As per the National Health Profile 2018, India’s public health spending is less than 1 per cent of the country’s GDP, which is lower than some of its neighbours, countries such as Bhutan (2.5 per cent), Sri Lanka (1.6 per cent) and Nepal (1.1 per cent). In fact, according to the World Health Organisation, India finishes second from the bottom amongst the 10 countries of its region for its percentage spending of GDP on public health.

Maldives spends 9.4 per cent of its GDP to claim the top spot in the list, followed by Thailand (2.9 per cent).

What can be achieved within the current framework:

  1. Firstly, any area classification must include key socio-economic and demographic determinants. For example, the density of the area, number of people in dwellings with one room or less, or the fraction of people using community toilets.
  2. As we know, much of the infection is spreading within dense clusters. Such metrics would indicate vulnerable areas and the limits to reduction in contact rate through policing. Here, decongestion measures such as out-migration may be required. This will also serve as a guide to the future of the locality or ward.
  3. The state is staging a comeback everywhere in the world in the context of the COVID-19 crisis.
  4. In India, one of the domains where it has to step in is public health. A debate on the lack of investments in public health is bound to take place in the country after the dust has settled. But the return of the state does not necessary mean more centralisation.
  5. Some state governments are doing a better job than the Centre today and the most effective ones are the most decentralised ones see Kerala.
  6. It does not mean that civil society has no role to play either: In fact, the situation would be much worse if NGOs and private foundations (using CSR money sometimes) did not play such a huge part at the grassroots level.
  7. But the most effective interventions seem to take place when there is a high degree of coordination with the state apparatus.
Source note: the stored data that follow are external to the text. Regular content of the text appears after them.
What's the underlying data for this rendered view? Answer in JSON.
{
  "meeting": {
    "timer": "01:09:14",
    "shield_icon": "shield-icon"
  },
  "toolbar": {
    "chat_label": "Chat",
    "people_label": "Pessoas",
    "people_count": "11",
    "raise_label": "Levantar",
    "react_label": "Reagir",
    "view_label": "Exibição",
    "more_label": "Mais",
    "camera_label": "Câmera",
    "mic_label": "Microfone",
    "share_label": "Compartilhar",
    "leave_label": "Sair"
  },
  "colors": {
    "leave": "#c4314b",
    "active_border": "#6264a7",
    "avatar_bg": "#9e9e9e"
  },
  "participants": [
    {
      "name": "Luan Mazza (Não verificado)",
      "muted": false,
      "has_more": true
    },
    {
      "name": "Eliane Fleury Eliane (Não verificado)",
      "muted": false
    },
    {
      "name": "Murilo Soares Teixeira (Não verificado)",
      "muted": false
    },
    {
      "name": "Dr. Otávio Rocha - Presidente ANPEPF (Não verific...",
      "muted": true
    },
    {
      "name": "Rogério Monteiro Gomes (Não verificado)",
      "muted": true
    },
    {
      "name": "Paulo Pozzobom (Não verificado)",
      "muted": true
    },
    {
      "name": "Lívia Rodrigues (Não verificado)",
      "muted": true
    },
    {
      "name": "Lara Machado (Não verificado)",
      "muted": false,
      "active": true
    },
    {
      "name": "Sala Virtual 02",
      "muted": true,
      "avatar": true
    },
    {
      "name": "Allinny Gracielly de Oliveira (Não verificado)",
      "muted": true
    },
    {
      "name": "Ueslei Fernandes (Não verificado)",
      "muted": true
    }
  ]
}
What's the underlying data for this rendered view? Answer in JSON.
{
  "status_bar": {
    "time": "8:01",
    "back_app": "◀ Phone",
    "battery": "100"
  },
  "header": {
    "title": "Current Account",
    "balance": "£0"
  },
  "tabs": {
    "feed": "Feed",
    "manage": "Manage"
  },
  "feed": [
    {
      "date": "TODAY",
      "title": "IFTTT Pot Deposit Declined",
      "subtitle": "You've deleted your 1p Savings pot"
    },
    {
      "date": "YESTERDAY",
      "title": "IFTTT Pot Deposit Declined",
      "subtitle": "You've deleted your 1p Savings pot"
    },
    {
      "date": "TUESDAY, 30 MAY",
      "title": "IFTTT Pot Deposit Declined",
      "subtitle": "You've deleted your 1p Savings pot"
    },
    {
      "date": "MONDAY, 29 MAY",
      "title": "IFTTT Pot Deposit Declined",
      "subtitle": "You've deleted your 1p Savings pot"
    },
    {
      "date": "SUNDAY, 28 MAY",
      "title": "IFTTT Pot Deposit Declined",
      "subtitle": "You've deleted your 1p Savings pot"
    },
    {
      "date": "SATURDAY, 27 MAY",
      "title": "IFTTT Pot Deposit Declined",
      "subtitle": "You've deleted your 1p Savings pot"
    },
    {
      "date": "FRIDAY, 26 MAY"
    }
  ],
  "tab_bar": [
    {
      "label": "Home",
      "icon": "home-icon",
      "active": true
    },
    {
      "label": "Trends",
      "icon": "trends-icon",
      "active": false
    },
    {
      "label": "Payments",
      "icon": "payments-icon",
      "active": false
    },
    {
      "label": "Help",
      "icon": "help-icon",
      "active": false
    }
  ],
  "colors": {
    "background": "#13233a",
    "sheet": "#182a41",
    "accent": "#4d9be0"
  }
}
Monitoring and preventing the transmission of the covid at local levels:

  1. Ensuring that our villages and towns are prepared to meet the disease is an important objective.
  2. One metric to measure preparedness is the number of beds, doctors and ambulances per 1,000. This may then be compared with the active cases in the region.
  3. In fact, the adverse mortality in some areas is directly correlated with the local shortage of medical care. For most districts in Maharashtra, shortages would start biting at about 200 cases per day.
  4. Much of this data at the district level is already being submitted by the states to the central data portal covid19.nhp.gov.in.
  5. An important addition would be village-level data on the running of the local quarantine, the functioning of the PDS and availability of drinking water.
  6. Coming to prevention, the importance of masks, distance and open ventilation is still not appreciated.
  7. A simple statistical metric is to measure the prevalence of masks in an area. This can be done by installing cameras in suitable locations and counting people with masks.
  8. Social distance measures are also amenable to indicators. For example, the fraction of buses which have installed a sheet between the driver and the passengers, or recording innovative ways of ticket vending.
  9. Popularity of such colour-coding may be effective in social mobilisation.
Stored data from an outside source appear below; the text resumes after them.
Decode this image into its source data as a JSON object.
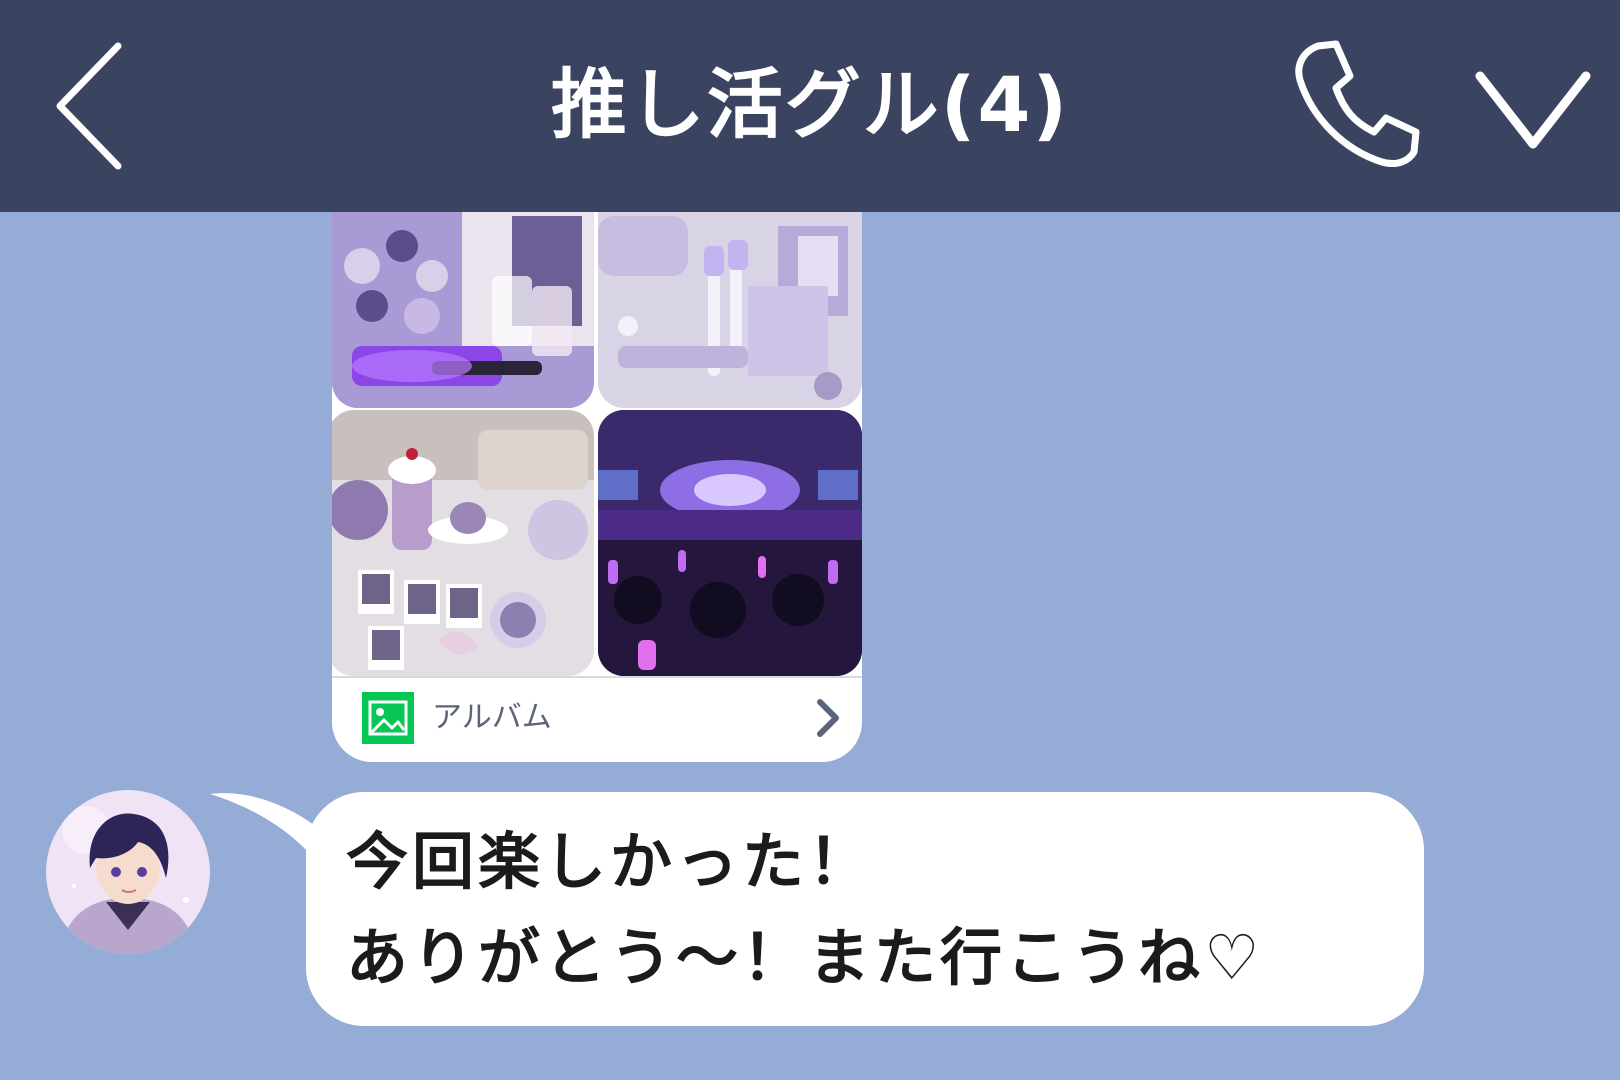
{
  "header": {
    "title": "推し活グル(4)",
    "background": "#3a4461",
    "icons": {
      "back": "chevron-left-icon",
      "call": "phone-icon",
      "menu": "chevron-down-icon"
    }
  },
  "album": {
    "label": "アルバム",
    "icon": "image-icon",
    "icon_color": "#06c755",
    "photos": [
      {
        "name": "merch-photo",
        "palette": "purple"
      },
      {
        "name": "penlight-photo",
        "palette": "lavender"
      },
      {
        "name": "cafe-photo",
        "palette": "lavender"
      },
      {
        "name": "concert-photo",
        "palette": "dark-purple"
      }
    ]
  },
  "message": {
    "sender_avatar": "avatar",
    "lines": [
      "今回楽しかった！",
      "ありがとう～！また行こうね♡"
    ]
  },
  "colors": {
    "chat_background": "#94acd6",
    "bubble": "#ffffff"
  }
}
Conclusion: Mitigation and adaptation require social comprehension and local solutions:

These need scientific studies by regional institutions and partnerships with civil society. Creating and supporting good metrics and providing data is an important step in that direction.

This will not only save lives, it will reduce fear and help re-start normal life. And yet, the central bureaucracy and elite scientific institutions have not followed this route.
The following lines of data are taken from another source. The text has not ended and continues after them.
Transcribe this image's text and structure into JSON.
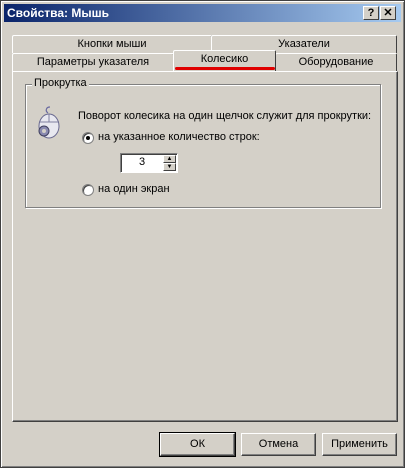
{
  "window": {
    "title": "Свойства: Мышь",
    "help_button": "?",
    "close_button": "✕"
  },
  "tabs": {
    "row_back": [
      "Кнопки мыши",
      "Указатели"
    ],
    "row_front": [
      "Параметры указателя",
      "Колесико",
      "Оборудование"
    ],
    "active": "Колесико"
  },
  "scroll_group": {
    "legend": "Прокрутка",
    "description": "Поворот колесика на один щелчок служит для прокрутки:",
    "option_lines": "на указанное количество строк:",
    "lines_value": "3",
    "option_screen": "на один экран",
    "selected_option": "lines"
  },
  "buttons": {
    "ok": "ОК",
    "cancel": "Отмена",
    "apply": "Применить"
  },
  "colors": {
    "titlebar_start": "#0a246a",
    "titlebar_end": "#a6caf0",
    "highlight_underline": "#e00000"
  }
}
The epidemic has underlined that publicness and decentralisation of science and governance is the only way to atma-nirbharta, of creating knowledge and the professional ability to solve our own problems.

Without this, the post-corona Indian society would be an unhappy attempt at making the old arrangement work in a degraded reality of fearful and angry people.

Ultimately, we must learn to live with the virus, but we must also find joy. Only through constant engagement and adaptation will we overcome fear and forge a new society that will sustain both life and happiness.